Please give this a go next time you have to clean your wood-burning stove.
A lot of folks don’t have the old knowledge that wetted ash burns you. It’s actually the Arabic base of the word “alkali” and was historical common knowledge that we’ve lost. How bad it can be depends on the plant, but there’s cases of people using popular ash and occluding it in folk remedy and getting pretty deep scarring burns. It’s what we used to use to tan leather and make soap, after all.
Edit: Sometimes it results in pretty funny incidents though:
https://www.bbc.com/news/world-europe-26478900 (the chemistry in this article is completely out of wack. Generally it’s potassium carbonate that you’re creating with ash.

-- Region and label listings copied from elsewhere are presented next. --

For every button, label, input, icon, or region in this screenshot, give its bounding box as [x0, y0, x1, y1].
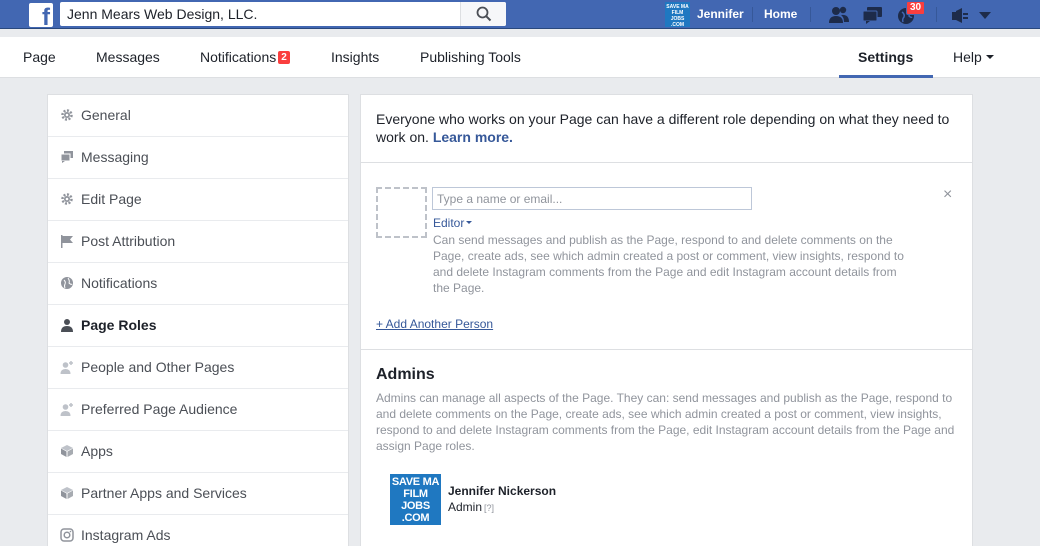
sidebar-item-messaging[interactable]: Messaging — [48, 137, 348, 179]
sidebar-item-label: Instagram Ads — [81, 527, 171, 543]
notification-count-badge: 30 — [906, 1, 926, 15]
admins-section-title: Admins — [376, 366, 435, 383]
sidebar-item-label: Post Attribution — [81, 233, 176, 249]
page-roles-intro: Everyone who works on your Page can have… — [376, 110, 956, 146]
person-add-icon — [60, 361, 73, 374]
admins-section-description: Admins can manage all aspects of the Pag… — [376, 391, 955, 453]
tab-notifications[interactable]: Notifications 2 — [200, 49, 290, 65]
instagram-icon — [60, 528, 74, 542]
tab-insights[interactable]: Insights — [331, 49, 379, 65]
cube-icon — [61, 487, 73, 499]
gear-icon — [61, 109, 73, 121]
role-description: Can send messages and publish as the Pag… — [433, 233, 904, 295]
role-select-dropdown[interactable]: Editor — [433, 216, 473, 230]
sidebar-item-label: Preferred Page Audience — [81, 401, 238, 417]
sidebar-item-preferred-page-audience[interactable]: Preferred Page Audience — [48, 389, 348, 431]
globe-icon — [61, 277, 73, 289]
topbar-separator — [752, 7, 753, 22]
learn-more-link[interactable]: Learn more. — [433, 129, 513, 145]
sidebar-item-edit-page[interactable]: Edit Page — [48, 179, 348, 221]
role-select-label: Editor — [433, 216, 465, 230]
page-roles-panel: Everyone who works on your Page can have… — [360, 94, 973, 546]
section-divider — [361, 349, 972, 350]
sidebar-item-label: General — [81, 107, 131, 123]
search-box — [60, 2, 506, 26]
add-another-person-link[interactable]: + Add Another Person — [376, 317, 493, 331]
active-tab-indicator — [839, 75, 933, 78]
sidebar-item-general[interactable]: General — [48, 95, 348, 137]
tab-messages[interactable]: Messages — [96, 49, 160, 65]
sidebar-item-label: Apps — [81, 443, 113, 459]
help-icon[interactable]: [?] — [484, 503, 494, 513]
close-icon[interactable]: × — [943, 187, 952, 203]
account-menu-chevron-down-icon[interactable] — [976, 5, 998, 25]
page-navigation-bar: Page Messages Notifications 2 Insights Pu… — [0, 37, 1040, 78]
admin-name-link[interactable]: Jennifer Nickerson — [448, 484, 556, 498]
sidebar-item-label: Notifications — [81, 275, 158, 291]
section-divider — [361, 162, 972, 163]
friend-requests-icon[interactable] — [828, 5, 850, 25]
gear-icon — [61, 193, 73, 205]
sidebar-item-post-attribution[interactable]: Post Attribution — [48, 221, 348, 263]
sidebar-item-label: Edit Page — [81, 191, 142, 207]
sidebar-item-label: People and Other Pages — [81, 359, 235, 375]
search-button[interactable] — [460, 2, 506, 26]
notifications-count-badge: 2 — [278, 51, 290, 64]
search-icon — [476, 6, 492, 22]
home-link[interactable]: Home — [764, 7, 797, 21]
sidebar-item-notifications[interactable]: Notifications — [48, 263, 348, 305]
cube-icon — [61, 445, 73, 457]
help-label: Help — [953, 49, 982, 65]
tab-notifications-label: Notifications — [200, 49, 277, 65]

You’d need to add slaked lime [lime dissolved in water, calcium hydroxide] to potash/potassium carbonate to make potassium hydroxide and calcium carbonate [chalk]).
https://www.ucanews.com/news/philippine-bishop-orders-probe-into-ash-wednesday-burns/81551
https://www.reddit.com/r/Catholicism/comments/7xia9n/help_my_church_added_too_much_water_to_the_ash/
https://www.foxnews.com/lifestyle/ash-wednesday-worshipers-in-colombia-hit-by-mysterious-burning-rash-on-forehead
What a mystery. And it only seems to happen in churches that use water for ash wednesday, never oil.